Different transgenic constructs containing the same gene should not be differentiated in the symbol; they will use the same gene symbol in parentheses and will be distinguished by the serial number/Laboratory code. Information about the nature of the transgenic entity should be given in associated publications and database entries.
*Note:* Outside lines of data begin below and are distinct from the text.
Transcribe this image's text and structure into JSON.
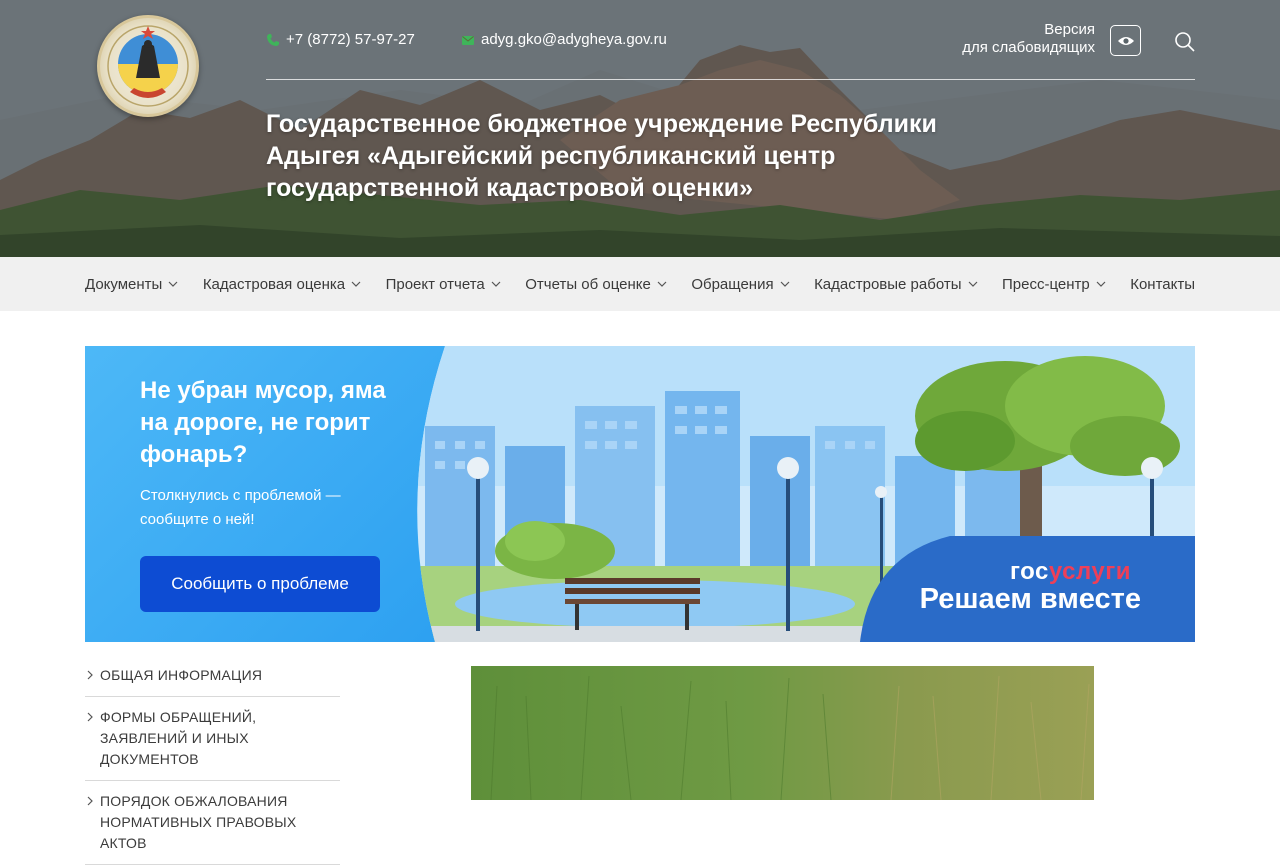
{
  "header": {
    "phone": "+7 (8772) 57-97-27",
    "email": "adyg.gko@adygheya.gov.ru",
    "visually_impaired_label_line1": "Версия",
    "visually_impaired_label_line2": "для слабовидящих",
    "org_title": "Государственное бюджетное учреждение Республики Адыгея «Адыгейский республиканский центр государственной кадастровой оценки»",
    "icons": {
      "phone": "phone-icon",
      "email": "mail-icon",
      "eye": "eye-icon",
      "search": "search-icon"
    },
    "accent_green": "#3fb45a"
  },
  "nav": {
    "items": [
      {
        "label": "Документы"
      },
      {
        "label": "Кадастровая оценка"
      },
      {
        "label": "Проект отчета"
      },
      {
        "label": "Отчеты об оценке"
      },
      {
        "label": "Обращения"
      },
      {
        "label": "Кадастровые работы"
      },
      {
        "label": "Пресс-центр"
      },
      {
        "label": "Контакты"
      }
    ]
  },
  "banner": {
    "headline": "Не убран мусор, яма на дороге, не горит фонарь?",
    "subtext": "Столкнулись с проблемой — сообщите о ней!",
    "button_label": "Сообщить о проблеме",
    "brand_part1": "гос",
    "brand_part2": "услуги",
    "slogan": "Решаем вместе",
    "colors": {
      "button": "#0d4cd3",
      "brand_red": "#ee3f58",
      "panel": "#2a6bc8"
    }
  },
  "sidebar": {
    "items": [
      {
        "label": "Общая информация"
      },
      {
        "label": "Формы обращений, заявлений и иных документов"
      },
      {
        "label": "Порядок обжалования нормативных правовых актов"
      }
    ]
  }
}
In many cases, a large number of transgenic lines are made from the same gene construct and only differ by tissue specificity of expression. The most common of these are transgenes that use reporter constructs or recombinases (e.g., GFP, lacZ, cre), where the promoter should be specified as the first part of the gene insertion designation, separated by a hyphen from the reporter or recombinase designation. The SV40 large T antigen is another example. The use of promoter designations is helpful in such cases.
Examples:
Tg(Wnt1-LacZ)206Amc the LacZ transgene with a Wnt1 promoter, from mouse line 206 in the laboratory of Andrew McMahon. Tg(Zp3-cre)3Mrt the cre transgene with a Zp3 promoter, the third transgenic mouse line from the laboratory of Gail Martin.
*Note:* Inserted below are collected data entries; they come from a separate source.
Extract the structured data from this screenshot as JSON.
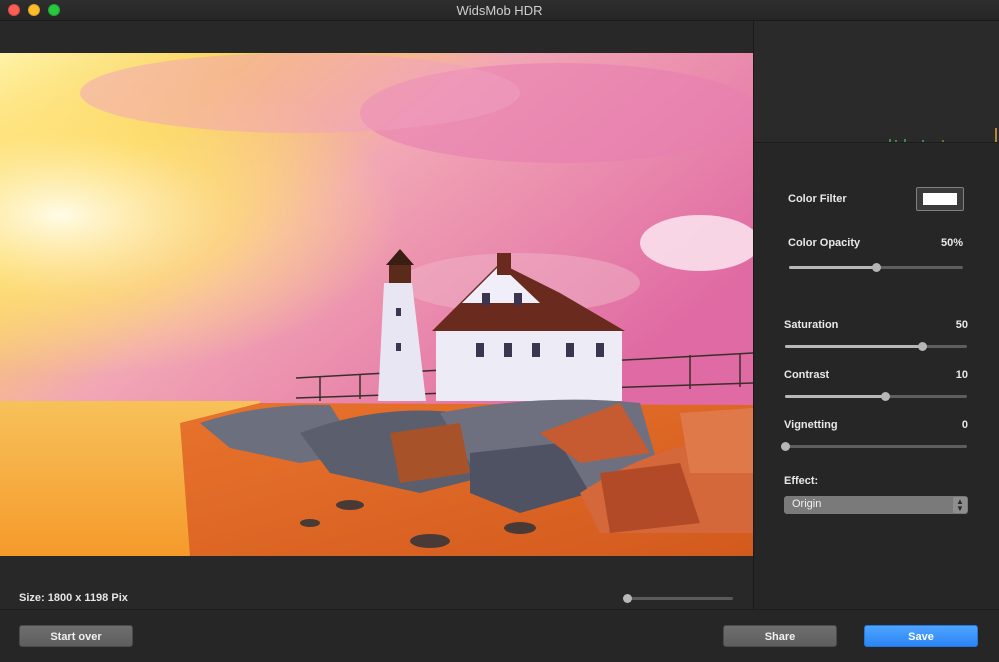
{
  "window": {
    "title": "WidsMob HDR"
  },
  "image_area": {
    "size_label": "Size: 1800 x 1198 Pix",
    "zoom_level": 0.0
  },
  "adjustments": {
    "color_filter": {
      "label": "Color Filter",
      "color": "#ffffff"
    },
    "color_opacity": {
      "label": "Color Opacity",
      "value": "50%",
      "level": 0.5
    },
    "saturation": {
      "label": "Saturation",
      "value": "50",
      "level": 0.75
    },
    "contrast": {
      "label": "Contrast",
      "value": "10",
      "level": 0.55
    },
    "vignetting": {
      "label": "Vignetting",
      "value": "0",
      "level": 0.0
    },
    "effect": {
      "label": "Effect:",
      "selected": "Origin"
    }
  },
  "buttons": {
    "start_over": "Start over",
    "share": "Share",
    "save": "Save"
  },
  "colors": {
    "accent": "#2b86f5",
    "background": "#262626"
  }
}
In the case of a fusion gene insert, where roughly equal parts of two genes compose the construct, a forward slash separates the two genes in parentheses.
Example:
Tg(TCF3/HLF)1Mlc a transgene in which the human transcription factor 3 gene and the hepatic leukemia factor gene were inserted. as a fusion chimeric cDNA, the first transgenic mouse line produced by Michael L. Cleary's laboratory (Mlc).
This scheme is to name the transgene entity only. The mouse or rat strain on which the transgene is maintained should be named separately as in the Rules and Guidelines for Nomenclature of Mouse and Rat Strains. In describing a transgenic mouse or rat strain, the strain name should precede the transgene designation.
Examples:
C57BL/6J-Tg(CD8)1Jwg mouse strain C57BL/6J carrying the Tg(CD8)1Jwg transgene. F344/CrlBR-Tg(HLA-B*2705, B2M)33-3Trg rat strain F344/CrlBR carrying the Tg(HLA-B*2705,B2M)33-3Trg double transgene.
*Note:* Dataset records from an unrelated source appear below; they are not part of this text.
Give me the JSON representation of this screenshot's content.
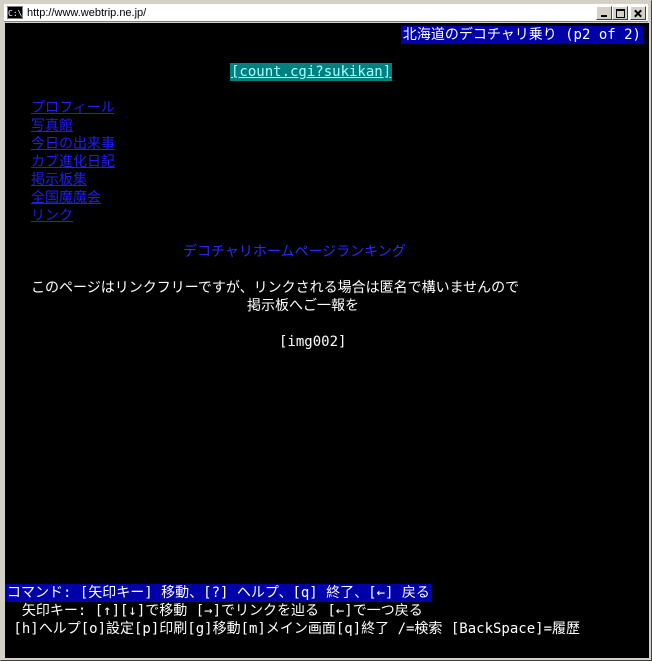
{
  "window": {
    "title": "http://www.webtrip.ne.jp/",
    "icon_label": "C:\\"
  },
  "page": {
    "header_title": "北海道のデコチャリ乗り (p2 of 2)",
    "counter_link": "[count.cgi?sukikan]",
    "nav": [
      {
        "label": "プロフィール"
      },
      {
        "label": "写真館"
      },
      {
        "label": "今日の出来事"
      },
      {
        "label": "カブ進化日記"
      },
      {
        "label": "掲示板集"
      },
      {
        "label": "全国魔魔会"
      },
      {
        "label": "リンク"
      }
    ],
    "ranking_link": "デコチャリホームページランキング",
    "linkfree_line1": "このページはリンクフリーですが、リンクされる場合は匿名で構いませんので",
    "linkfree_line2": "掲示板へご一報を",
    "image_placeholder": "[img002]"
  },
  "footer": {
    "command_bar": "コマンド: [矢印キー] 移動、[?] ヘルプ、[q] 終了、[←] 戻る",
    "arrow_hint": "  矢印キー: [↑][↓]で移動 [→]でリンクを辿る [←]で一つ戻る",
    "keys_hint": " [h]ヘルプ[o]設定[p]印刷[g]移動[m]メイン画面[q]終了 /=検索 [BackSpace]=履歴"
  }
}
For BAC transgenics, the insert designation is the BAC clone and follows the same naming convention as the Clone Registry at NCBI.
Example:
Tg(RP22-412K21)15Som a BAC transgene where the inserted BAC is from the RP22 BAC library, plate 412, row K, column 21. It is the 15th in the mouse made in the laboratory of Stefan Somlo (Som).
Transgenes containing RNAi constructs can be designated minimally as:
Tg(RNAi:geneX)#Labcode, where geneX is the gene that is knocked down # is the serial number of the transgene
An expanded version of this designation is:
Tg(Pro-yyRNAi:geneX)#Labcode, where Pro- can be used optionally to designate the promoter yy can be used optionally for the specific RNAi construct
While there is the option to include significant information on vectors, promoters, etc. within the parentheses of a transgene symbol, this should be minimized for brevity and clarity. The function of a symbol is to provide a unique designation to a gene, locus, or mutation. The fine molecular detail of these loci and mutations should reside in databases such as MGD and RGD.